Sí, indudablemente sigo teniendo mi corazoncito en la ideología del radicalismo; me fui porque muchos dirigentes radicales desvirtuaron esa ideología. El radicalismo es un sentimiento, es hereditario. Cuando me fui del radicalismo sentí mucho dolor y mucha bronca, pero también mucha alegría porque estaba emprendiendo un camino que quería emprender.

¿Volvería a la UCR?
No, creo que no. Igualmente tenemos que tratar de hacer lo mejor posible para lograr acuerdos y entendimientos para seguir trabajando cosas que tenemos en común.

¿Qué diría de la Legislatura?
Que es algo mucho más importante de lo que se ve desde afuera; que hay cosas que se hacen en la Legislatura que son muy importantes para los habitantes de la ciudad de Buenos Aires.

¿Qué hace en sus ratos libres de la política?
Los sábados salgo con mi nieto Lucas, porque el otro tiene apenas seis meses, y lo llevo al teatro, al parque, a comer; lo llevo a todos lados y me desconecto mucho.
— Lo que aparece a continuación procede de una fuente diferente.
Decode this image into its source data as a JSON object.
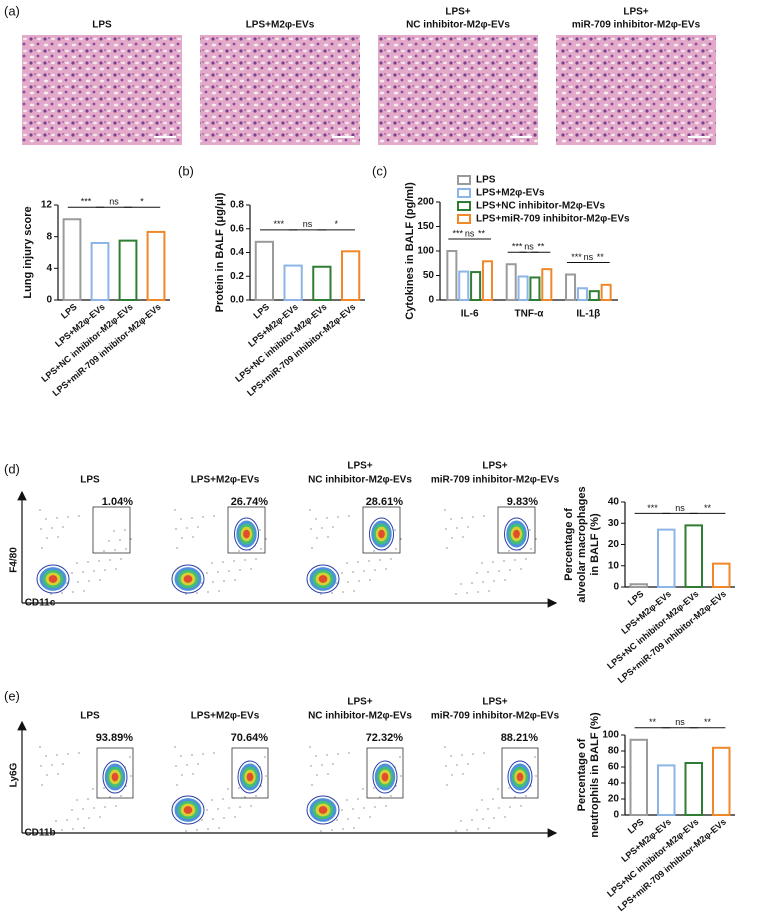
{
  "figure": {
    "panel_labels": [
      "(a)",
      "(b)",
      "(c)",
      "(d)",
      "(e)"
    ],
    "histology_titles": [
      [
        "LPS"
      ],
      [
        "LPS+M2φ-EVs"
      ],
      [
        "LPS+",
        "NC inhibitor-M2φ-EVs"
      ],
      [
        "LPS+",
        "miR-709 inhibitor-M2φ-EVs"
      ]
    ],
    "flow_d": {
      "titles": [
        [
          "LPS"
        ],
        [
          "LPS+M2φ-EVs"
        ],
        [
          "LPS+",
          "NC inhibitor-M2φ-EVs"
        ],
        [
          "LPS+",
          "miR-709 inhibitor-M2φ-EVs"
        ]
      ],
      "percentages": [
        "1.04%",
        "26.74%",
        "28.61%",
        "9.83%"
      ],
      "y_label": "F4/80",
      "x_label": "CD11c"
    },
    "flow_e": {
      "titles": [
        [
          "LPS"
        ],
        [
          "LPS+M2φ-EVs"
        ],
        [
          "LPS+",
          "NC inhibitor-M2φ-EVs"
        ],
        [
          "LPS+",
          "miR-709 inhibitor-M2φ-EVs"
        ]
      ],
      "percentages": [
        "93.89%",
        "70.64%",
        "72.32%",
        "88.21%"
      ],
      "y_label": "Ly6G",
      "x_label": "CD11b"
    }
  },
  "chart_data": [
    {
      "type": "bar",
      "ylabel": [
        "Lung injury score"
      ],
      "categories": [
        "LPS",
        "LPS+M2φ-EVs",
        "LPS+NC inhibitor-M2φ-EVs",
        "LPS+miR-709 inhibitor-M2φ-EVs"
      ],
      "values": [
        10.2,
        7.2,
        7.5,
        8.6
      ],
      "colors": [
        "#9a9a9a",
        "#8cb4e6",
        "#2e7d32",
        "#f0882a"
      ],
      "ylim": [
        0,
        12
      ],
      "yticks": [
        0,
        4,
        8,
        12
      ],
      "significance": [
        "***",
        "ns",
        "*"
      ]
    },
    {
      "type": "bar",
      "ylabel": [
        "Protein in BALF (μg/μl)"
      ],
      "categories": [
        "LPS",
        "LPS+M2φ-EVs",
        "LPS+NC inhibitor-M2φ-EVs",
        "LPS+miR-709 inhibitor-M2φ-EVs"
      ],
      "values": [
        0.49,
        0.29,
        0.28,
        0.41
      ],
      "colors": [
        "#9a9a9a",
        "#8cb4e6",
        "#2e7d32",
        "#f0882a"
      ],
      "ylim": [
        0,
        0.8
      ],
      "yticks": [
        {
          "value": 0,
          "label": "0.0"
        },
        0.2,
        0.4,
        0.6,
        0.8
      ],
      "significance": [
        "***",
        "ns",
        "*"
      ]
    },
    {
      "type": "grouped_bar",
      "ylabel": [
        "Cytokines in BALF (pg/ml)"
      ],
      "categories": [
        "IL-6",
        "TNF-α",
        "IL-1β"
      ],
      "series": [
        {
          "name": "LPS",
          "color": "#9a9a9a",
          "values": [
            100,
            73,
            52
          ]
        },
        {
          "name": "LPS+M2φ-EVs",
          "color": "#8cb4e6",
          "values": [
            58,
            48,
            24
          ]
        },
        {
          "name": "LPS+NC inhibitor-M2φ-EVs",
          "color": "#2e7d32",
          "values": [
            57,
            46,
            18
          ]
        },
        {
          "name": "LPS+miR-709 inhibitor-M2φ-EVs",
          "color": "#f0882a",
          "values": [
            79,
            63,
            31
          ]
        }
      ],
      "ylim": [
        0,
        200
      ],
      "yticks": [
        0,
        50,
        100,
        150,
        200
      ],
      "legend": "top",
      "significance": [
        [
          "***",
          "ns",
          "**"
        ],
        [
          "***",
          "ns",
          "**"
        ],
        [
          "***",
          "ns",
          "**"
        ]
      ]
    },
    {
      "type": "bar",
      "ylabel": [
        "Percentage of",
        "alveolar macrophages",
        "in BALF (%)"
      ],
      "categories": [
        "LPS",
        "LPS+M2φ-EVs",
        "LPS+NC inhibitor-M2φ-EVs",
        "LPS+miR-709 inhibitor-M2φ-EVs"
      ],
      "values": [
        1.3,
        27,
        29,
        11
      ],
      "colors": [
        "#9a9a9a",
        "#8cb4e6",
        "#2e7d32",
        "#f0882a"
      ],
      "ylim": [
        0,
        40
      ],
      "yticks": [
        0,
        10,
        20,
        30,
        40
      ],
      "significance": [
        "***",
        "ns",
        "**"
      ]
    },
    {
      "type": "bar",
      "ylabel": [
        "Percentage of",
        "neutrophils in BALF (%)"
      ],
      "categories": [
        "LPS",
        "LPS+M2φ-EVs",
        "LPS+NC inhibitor-M2φ-EVs",
        "LPS+miR-709 inhibitor-M2φ-EVs"
      ],
      "values": [
        94,
        62,
        65,
        84
      ],
      "colors": [
        "#9a9a9a",
        "#8cb4e6",
        "#2e7d32",
        "#f0882a"
      ],
      "ylim": [
        0,
        100
      ],
      "yticks": [
        0,
        20,
        40,
        60,
        80,
        100
      ],
      "significance": [
        "**",
        "ns",
        "**"
      ]
    }
  ]
}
Y los domingos invito a comer a toda la familia.

¿Cocina?
Antes, ahora compro todo hecho; ya no tengo paciencia para ponerme a cocinar para todos.

¿Vacaciones?
Amo la playa. San Bernardo es mi lugar favorito; hace 20 y pico de años que vamos, mis hijos tienen a sus amigos, ahora casados con chicos, y seguimos fomentando esas relaciones familiares y de amistad; somos un batallón.